Tuesday, August 7, 2007

just dogs

I've always lived with assorted animals, except for a brief aberration when I was a college student and it was better not to have pets because who knew what time you'd get home (or how many days later)? Most animals like routine; they like to know what's going to happen when, especially if you're talking breakfast. They like to know where things are and they like those things to stay put, except for their toys, which they want to be free to throw around the house. Which brings me to the current chaos.
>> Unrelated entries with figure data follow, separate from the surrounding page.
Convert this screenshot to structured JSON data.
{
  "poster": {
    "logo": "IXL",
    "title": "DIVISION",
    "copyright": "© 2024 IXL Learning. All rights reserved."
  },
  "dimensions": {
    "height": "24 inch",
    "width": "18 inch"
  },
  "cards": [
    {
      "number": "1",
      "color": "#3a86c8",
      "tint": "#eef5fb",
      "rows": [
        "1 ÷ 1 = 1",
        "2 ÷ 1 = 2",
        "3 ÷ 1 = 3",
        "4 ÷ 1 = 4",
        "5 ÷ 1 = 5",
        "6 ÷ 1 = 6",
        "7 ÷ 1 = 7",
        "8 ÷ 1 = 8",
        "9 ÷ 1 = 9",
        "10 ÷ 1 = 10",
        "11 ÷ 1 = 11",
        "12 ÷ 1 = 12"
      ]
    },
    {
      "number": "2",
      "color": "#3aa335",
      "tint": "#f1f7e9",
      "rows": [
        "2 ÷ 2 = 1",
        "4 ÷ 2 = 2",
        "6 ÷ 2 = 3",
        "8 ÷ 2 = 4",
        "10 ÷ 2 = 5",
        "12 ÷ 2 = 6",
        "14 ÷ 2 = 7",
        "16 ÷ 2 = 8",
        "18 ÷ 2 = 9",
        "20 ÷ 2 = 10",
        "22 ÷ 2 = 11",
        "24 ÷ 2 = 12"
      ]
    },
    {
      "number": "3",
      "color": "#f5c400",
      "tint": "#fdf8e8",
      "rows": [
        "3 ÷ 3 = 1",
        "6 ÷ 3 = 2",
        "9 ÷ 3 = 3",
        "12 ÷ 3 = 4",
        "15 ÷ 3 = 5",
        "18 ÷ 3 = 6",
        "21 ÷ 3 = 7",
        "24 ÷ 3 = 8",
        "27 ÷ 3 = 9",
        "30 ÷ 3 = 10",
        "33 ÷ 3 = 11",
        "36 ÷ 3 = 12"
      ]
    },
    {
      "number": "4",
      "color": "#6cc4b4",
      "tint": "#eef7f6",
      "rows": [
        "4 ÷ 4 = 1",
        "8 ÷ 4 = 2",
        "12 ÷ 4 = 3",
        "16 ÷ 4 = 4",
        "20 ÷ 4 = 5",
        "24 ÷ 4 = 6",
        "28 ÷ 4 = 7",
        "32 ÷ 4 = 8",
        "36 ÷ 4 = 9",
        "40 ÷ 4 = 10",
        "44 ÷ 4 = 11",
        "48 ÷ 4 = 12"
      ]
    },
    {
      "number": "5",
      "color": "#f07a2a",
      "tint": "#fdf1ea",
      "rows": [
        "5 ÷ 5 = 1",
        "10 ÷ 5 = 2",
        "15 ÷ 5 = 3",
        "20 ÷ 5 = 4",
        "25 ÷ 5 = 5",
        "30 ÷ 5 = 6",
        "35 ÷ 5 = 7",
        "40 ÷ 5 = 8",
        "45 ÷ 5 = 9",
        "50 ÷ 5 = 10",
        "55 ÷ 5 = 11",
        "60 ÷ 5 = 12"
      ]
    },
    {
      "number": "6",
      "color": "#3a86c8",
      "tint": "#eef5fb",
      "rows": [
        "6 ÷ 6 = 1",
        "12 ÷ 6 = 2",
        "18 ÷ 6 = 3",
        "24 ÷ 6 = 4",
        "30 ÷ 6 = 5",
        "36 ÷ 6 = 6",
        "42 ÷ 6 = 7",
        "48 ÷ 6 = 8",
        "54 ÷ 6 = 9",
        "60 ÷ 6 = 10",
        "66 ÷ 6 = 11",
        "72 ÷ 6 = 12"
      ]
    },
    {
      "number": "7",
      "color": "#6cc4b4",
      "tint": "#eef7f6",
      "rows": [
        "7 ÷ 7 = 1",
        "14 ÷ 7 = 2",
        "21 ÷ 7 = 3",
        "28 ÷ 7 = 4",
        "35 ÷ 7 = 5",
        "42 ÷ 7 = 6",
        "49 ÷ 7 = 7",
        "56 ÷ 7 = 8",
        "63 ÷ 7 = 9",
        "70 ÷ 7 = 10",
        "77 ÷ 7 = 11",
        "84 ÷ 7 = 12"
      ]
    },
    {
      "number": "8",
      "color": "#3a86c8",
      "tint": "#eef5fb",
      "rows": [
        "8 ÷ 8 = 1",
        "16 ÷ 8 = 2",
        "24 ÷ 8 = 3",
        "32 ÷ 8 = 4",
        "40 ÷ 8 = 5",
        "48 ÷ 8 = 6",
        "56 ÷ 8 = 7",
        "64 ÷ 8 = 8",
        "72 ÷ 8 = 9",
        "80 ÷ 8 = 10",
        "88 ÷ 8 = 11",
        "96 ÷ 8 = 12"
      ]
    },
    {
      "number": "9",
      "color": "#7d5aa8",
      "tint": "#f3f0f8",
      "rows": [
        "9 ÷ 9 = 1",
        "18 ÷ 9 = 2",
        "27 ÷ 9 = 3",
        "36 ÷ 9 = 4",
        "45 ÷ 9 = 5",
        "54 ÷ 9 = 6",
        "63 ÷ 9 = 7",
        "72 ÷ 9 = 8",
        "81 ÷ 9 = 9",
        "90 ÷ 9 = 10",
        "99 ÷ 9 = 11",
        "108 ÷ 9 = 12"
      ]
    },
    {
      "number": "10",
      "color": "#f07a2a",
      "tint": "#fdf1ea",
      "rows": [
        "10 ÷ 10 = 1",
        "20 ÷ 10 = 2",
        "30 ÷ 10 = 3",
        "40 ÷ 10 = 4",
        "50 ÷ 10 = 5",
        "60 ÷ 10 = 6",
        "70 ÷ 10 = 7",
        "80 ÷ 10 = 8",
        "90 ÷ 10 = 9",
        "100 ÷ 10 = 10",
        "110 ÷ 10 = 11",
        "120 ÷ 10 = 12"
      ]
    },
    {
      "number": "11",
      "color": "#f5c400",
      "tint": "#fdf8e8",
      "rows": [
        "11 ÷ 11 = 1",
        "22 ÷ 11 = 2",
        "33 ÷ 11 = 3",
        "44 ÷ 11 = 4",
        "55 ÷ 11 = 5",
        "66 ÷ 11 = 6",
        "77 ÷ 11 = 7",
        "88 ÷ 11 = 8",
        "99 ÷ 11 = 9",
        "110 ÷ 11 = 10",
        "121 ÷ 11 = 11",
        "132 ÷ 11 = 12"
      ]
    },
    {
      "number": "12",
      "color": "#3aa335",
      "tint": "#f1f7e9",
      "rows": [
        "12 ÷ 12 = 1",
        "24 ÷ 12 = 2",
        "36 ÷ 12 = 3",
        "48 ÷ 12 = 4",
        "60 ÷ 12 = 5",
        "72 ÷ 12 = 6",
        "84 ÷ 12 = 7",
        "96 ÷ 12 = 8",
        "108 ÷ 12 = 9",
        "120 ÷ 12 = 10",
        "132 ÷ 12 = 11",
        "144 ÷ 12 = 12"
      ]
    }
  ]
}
I'm packing to move from Portland back to Seattle, where I'm from, and the dogs watch me constantly because they're not sure what's going on. A human running around the house, moving things from one place to another and swearing, generally means vacation time when the dogs either come along in the car or go to doggie camp. They're Airedales, outgoing types who enjoy camp. But the running around and swearing just keeps happening without anyone getting out the door with a suitcase. So they watch. And they follow my every step, which they do by walking in front of me and stopping every couple of steps before glancing back. I believe that's a general dog trait--following you by walking in front. It makes things more difficult, especially if you're carrying something and have a certain momentum going and there are two dogs milling around you and a box in front of them and a table over to the right.

Every time I move, which has been much too often the past seven years, I accumulate bruises. That's about as close as I'll come to being a kid again.